Bosch laid the foundation for ISOBUS back in the 1980s, with the development of the CAN bus. They quickly discovered the fantastic possibilities that exist when ECUs can exchange data quickly and securely. In the meantime, many vehicles now have far more than fifty individual ECUs installed in them that communicate via CAN. We are now used to having our car radio lower the volume when we slow down. Hardly anyone thinks about how the radio actually knows how fast the car is going.
Why is there ISOBUS?
For a long time, there were not so much electronics in agriculture and municipal service vehicles. A tractor was a tractor and electronics were not installed there. Too susceptible to faults. But soon the controls, which are now being used by all engine manufacturers and provide driving pleasure while at the same time ensuring environmentally friendly operation of the machine, also arrived here. The susceptibility to faults is now low and the tractors are running longer and more reliably than ever before.
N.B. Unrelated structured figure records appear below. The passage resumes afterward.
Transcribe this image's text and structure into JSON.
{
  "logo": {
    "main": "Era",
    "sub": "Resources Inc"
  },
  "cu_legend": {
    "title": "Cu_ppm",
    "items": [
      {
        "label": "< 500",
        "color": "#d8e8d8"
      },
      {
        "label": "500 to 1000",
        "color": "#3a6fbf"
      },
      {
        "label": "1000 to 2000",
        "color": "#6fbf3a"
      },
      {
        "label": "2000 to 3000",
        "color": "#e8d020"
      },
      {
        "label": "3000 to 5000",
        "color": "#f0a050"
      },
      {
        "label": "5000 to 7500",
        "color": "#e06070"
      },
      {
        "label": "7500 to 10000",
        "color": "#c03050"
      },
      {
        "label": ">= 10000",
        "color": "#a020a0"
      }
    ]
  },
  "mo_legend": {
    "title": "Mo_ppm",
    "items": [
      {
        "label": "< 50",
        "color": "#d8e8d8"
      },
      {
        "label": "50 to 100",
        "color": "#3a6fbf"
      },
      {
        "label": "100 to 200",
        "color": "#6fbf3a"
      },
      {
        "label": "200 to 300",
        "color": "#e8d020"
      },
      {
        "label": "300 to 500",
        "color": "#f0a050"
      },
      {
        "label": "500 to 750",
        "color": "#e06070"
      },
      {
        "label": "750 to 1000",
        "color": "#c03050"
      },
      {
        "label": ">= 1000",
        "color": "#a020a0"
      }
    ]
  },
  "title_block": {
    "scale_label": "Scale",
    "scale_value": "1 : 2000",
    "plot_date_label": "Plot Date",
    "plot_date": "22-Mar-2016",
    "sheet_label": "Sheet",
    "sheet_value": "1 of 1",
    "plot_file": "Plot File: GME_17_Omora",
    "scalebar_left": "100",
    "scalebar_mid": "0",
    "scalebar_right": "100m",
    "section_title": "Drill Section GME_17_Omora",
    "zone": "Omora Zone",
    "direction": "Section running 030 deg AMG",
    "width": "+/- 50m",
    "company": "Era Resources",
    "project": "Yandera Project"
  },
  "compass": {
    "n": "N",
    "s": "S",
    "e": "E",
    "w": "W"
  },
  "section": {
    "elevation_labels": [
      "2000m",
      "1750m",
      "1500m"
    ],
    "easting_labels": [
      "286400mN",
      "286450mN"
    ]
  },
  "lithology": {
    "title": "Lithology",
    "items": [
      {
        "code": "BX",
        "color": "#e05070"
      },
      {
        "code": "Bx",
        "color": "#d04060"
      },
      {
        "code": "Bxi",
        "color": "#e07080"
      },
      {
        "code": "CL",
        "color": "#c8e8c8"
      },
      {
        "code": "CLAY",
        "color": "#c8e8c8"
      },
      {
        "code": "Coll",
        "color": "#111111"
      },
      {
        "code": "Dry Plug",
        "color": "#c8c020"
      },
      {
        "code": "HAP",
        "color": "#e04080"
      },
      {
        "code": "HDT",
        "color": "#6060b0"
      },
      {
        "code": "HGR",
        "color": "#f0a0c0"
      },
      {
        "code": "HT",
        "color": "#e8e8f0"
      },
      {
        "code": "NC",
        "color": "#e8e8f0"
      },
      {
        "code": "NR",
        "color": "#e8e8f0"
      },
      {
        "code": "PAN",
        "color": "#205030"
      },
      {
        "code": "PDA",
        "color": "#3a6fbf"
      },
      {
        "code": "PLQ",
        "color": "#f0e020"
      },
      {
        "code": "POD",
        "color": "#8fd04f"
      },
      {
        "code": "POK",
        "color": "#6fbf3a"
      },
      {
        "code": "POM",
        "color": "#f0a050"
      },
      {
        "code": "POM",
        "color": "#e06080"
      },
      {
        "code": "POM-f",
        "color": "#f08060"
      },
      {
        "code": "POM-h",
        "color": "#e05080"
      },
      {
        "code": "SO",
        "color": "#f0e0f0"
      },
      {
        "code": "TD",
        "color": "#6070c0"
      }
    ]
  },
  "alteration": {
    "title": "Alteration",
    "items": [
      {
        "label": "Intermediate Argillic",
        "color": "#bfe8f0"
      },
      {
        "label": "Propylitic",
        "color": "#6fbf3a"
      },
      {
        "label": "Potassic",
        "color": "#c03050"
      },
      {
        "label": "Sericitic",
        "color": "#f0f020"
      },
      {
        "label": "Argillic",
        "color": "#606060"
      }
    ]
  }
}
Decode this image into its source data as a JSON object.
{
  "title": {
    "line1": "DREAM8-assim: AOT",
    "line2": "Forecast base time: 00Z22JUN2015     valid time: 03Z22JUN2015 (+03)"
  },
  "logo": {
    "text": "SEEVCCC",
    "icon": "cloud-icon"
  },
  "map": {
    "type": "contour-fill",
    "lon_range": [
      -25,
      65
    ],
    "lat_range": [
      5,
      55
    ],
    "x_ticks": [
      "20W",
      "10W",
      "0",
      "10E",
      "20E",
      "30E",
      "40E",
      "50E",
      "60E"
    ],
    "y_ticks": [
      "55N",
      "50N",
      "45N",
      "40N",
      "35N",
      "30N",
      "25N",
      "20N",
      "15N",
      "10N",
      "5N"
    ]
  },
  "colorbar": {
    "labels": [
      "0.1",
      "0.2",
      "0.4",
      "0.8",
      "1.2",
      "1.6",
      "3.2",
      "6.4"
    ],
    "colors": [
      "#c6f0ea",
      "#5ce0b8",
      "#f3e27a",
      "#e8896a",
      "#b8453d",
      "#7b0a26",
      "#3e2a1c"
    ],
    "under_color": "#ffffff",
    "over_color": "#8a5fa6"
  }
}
Especially here in agriculture, the possibilities of networked ECUs are fantastic. Seeds and fertilizers are spread according to the characteristics of the soil. The complexity of the situation can be seen when a new seed drill is attached to the tractor and the appropriate control elements appear on the display in the driver’s cab. Data from the tractor, such as PTO shaft rpm and speed, are transmitted to the seed drill, from where control elements and indicators are transmitted to the tractor. Young farmers are not the only ones who enjoy this and the work is done quickly and with unbelievable precision and efficiency.
Since 2007, several companies have been working intensively together in the Competence-Center-ISOBUS to ensure that machines from different manufacturers are compatible with each other. The ISOBUS is now really taking off after the biggest hurdles have been overcome. Of course, the systems are still under construction, some manufacturers have misunderstood the standardization or are deliberately moving away from it. But this can no longer stop farmers, they are well on their way to digital agriculture and the journey is getting faster.
What is ISOBUS?
The basis of ISOBUS is the CAN bus. If you want to measure in ISOBUS, all the basics that apply to the CAN bus are also valid. A two-wire line connects all control units, sensors as well as actuators. If one participant sends something, everyone else listens. It can happen that several participants want to send at the same time. Prioritization ensures that important messages can be sent first.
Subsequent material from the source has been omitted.